The emergency order, last extended in 2017, is set to expire on June 30. This week, Bennett’s government asked the Knesset to renew it for five more years. But the ruling coalition stretches across the political spectrum and includes a party representing Arab citizens of Israel. It is held together only by shared determination to keep opposition leader Benjamin Netanyahu from returning to power. Meanwhile, Netanyahu’s right-wing bloc recently declared it will vote against every government bill, as a means of bringing down Bennett.

So the extension was defeated. Two Arab members of the coalition cast nay votes, refusing to legitimize the occupation. Others absented themselves. Netanyahu’s loyalists — avid supporters of settlement — all voted against the measure.

This could foreshadow the fall of Bennett’s government. It could also be a skirmish before the extension comes up for a new vote and passes.

For now, though, the crisis has put the dual legal system in the West Bank in headlines. It shines a light on two half-truths, each a form of political fraud. On one hand, the emergency order is formally a temporary improvisation. It has allowed successive governments to avoid de jure annexation of the West Bank, with the diplomatic firestorm that would ensue and the vastly increased pressure to give full citizenship to Palestinian residents. But it has lasted 55 years.
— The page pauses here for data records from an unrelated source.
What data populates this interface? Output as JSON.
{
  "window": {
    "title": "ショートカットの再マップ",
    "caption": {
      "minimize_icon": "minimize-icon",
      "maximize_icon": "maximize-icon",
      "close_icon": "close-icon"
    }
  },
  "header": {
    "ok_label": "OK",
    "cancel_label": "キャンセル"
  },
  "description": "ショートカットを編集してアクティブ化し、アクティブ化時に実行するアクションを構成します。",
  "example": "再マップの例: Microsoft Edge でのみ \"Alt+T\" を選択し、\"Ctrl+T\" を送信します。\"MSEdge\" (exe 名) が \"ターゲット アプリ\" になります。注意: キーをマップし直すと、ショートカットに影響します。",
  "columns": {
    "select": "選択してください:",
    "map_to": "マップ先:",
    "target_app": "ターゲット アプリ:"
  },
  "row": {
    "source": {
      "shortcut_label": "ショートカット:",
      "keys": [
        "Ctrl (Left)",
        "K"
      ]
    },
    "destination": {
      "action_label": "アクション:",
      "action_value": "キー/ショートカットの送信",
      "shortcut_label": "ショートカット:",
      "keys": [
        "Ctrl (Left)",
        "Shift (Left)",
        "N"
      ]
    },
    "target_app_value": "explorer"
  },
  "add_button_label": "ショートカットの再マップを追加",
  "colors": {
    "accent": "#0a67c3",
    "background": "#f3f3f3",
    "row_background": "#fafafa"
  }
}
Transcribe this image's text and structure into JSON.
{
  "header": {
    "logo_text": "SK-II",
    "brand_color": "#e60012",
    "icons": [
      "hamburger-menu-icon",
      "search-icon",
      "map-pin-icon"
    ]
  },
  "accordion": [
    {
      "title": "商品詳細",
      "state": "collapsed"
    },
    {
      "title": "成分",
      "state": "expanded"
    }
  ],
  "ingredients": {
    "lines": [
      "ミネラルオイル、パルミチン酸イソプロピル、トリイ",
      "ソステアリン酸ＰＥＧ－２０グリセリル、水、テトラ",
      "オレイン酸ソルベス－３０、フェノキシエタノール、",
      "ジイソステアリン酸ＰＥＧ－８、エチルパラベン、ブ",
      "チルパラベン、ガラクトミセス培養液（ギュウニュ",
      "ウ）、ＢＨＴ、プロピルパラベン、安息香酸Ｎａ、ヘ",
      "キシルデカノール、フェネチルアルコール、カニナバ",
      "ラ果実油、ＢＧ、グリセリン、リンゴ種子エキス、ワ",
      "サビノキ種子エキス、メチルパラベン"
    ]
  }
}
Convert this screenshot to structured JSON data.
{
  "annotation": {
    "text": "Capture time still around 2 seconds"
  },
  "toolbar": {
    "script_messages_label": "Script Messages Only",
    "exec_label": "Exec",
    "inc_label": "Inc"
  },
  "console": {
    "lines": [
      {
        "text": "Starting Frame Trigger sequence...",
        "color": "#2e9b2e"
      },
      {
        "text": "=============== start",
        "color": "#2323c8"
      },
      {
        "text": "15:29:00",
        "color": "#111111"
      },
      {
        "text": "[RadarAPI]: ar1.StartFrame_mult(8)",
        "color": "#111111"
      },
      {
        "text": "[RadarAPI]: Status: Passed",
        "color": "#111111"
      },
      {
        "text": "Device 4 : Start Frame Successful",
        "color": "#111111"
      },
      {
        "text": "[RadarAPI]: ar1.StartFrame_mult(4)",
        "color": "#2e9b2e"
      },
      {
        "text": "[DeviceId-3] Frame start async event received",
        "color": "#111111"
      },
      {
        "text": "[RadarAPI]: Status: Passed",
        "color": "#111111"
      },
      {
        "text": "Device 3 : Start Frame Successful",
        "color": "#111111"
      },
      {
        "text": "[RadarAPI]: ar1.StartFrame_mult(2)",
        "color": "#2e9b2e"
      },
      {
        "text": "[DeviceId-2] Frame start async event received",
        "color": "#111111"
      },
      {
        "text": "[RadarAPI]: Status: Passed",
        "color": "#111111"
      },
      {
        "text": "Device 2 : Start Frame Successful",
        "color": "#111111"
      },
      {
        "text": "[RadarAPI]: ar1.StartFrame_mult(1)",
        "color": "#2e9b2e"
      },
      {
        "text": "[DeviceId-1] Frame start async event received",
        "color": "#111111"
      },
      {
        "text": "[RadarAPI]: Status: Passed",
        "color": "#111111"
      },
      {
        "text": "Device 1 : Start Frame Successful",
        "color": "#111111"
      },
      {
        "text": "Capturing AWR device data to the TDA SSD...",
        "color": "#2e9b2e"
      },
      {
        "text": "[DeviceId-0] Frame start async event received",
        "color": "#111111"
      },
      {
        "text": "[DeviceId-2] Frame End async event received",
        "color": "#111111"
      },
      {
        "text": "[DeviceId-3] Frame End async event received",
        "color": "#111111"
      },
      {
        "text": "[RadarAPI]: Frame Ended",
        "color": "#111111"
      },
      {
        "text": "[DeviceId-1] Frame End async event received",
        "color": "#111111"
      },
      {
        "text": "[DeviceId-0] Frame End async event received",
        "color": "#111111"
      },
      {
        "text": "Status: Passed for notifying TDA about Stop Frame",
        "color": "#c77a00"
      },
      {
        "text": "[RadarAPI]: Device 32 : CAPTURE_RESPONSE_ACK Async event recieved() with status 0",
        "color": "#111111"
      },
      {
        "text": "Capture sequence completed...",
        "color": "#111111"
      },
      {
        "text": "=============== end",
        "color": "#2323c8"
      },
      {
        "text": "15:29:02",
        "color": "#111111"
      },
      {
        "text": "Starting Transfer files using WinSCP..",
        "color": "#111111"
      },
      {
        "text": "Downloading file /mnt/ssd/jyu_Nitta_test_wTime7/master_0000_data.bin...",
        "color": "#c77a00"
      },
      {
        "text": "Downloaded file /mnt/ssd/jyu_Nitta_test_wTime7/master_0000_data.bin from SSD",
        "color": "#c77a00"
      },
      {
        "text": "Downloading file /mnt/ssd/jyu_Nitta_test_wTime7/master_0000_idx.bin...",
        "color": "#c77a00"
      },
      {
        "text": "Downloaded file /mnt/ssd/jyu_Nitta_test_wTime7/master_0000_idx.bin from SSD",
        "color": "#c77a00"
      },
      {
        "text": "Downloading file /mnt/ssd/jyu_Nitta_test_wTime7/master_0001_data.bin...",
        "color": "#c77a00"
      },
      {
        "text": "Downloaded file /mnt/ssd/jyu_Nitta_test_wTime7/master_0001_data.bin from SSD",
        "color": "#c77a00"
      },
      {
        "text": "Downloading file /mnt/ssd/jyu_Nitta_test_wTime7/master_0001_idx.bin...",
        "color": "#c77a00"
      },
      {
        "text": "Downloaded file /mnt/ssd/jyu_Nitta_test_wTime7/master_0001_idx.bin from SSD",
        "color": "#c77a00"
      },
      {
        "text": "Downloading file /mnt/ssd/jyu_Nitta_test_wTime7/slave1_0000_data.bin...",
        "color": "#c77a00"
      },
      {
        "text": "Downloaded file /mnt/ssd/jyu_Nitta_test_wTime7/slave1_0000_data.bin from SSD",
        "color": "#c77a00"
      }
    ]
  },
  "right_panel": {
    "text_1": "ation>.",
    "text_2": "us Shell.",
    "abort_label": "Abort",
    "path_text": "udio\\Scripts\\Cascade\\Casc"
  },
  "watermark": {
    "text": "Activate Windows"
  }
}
Yet it turns out that the legal structure, as vital to settlement as the physical houses, is a fortress built of matchsticks. It can be knocked down with ease by a chance realignment in parliament. Advocates of a one-state solution who cite the supposed permanence of settlements in their argument should pay attention: The settlement enterprise is not as immovable as it looks.

And settlers themselves, looking at the headlines, should realize that they have fallen for a real estate scam. They are not, in fact, living in Israel.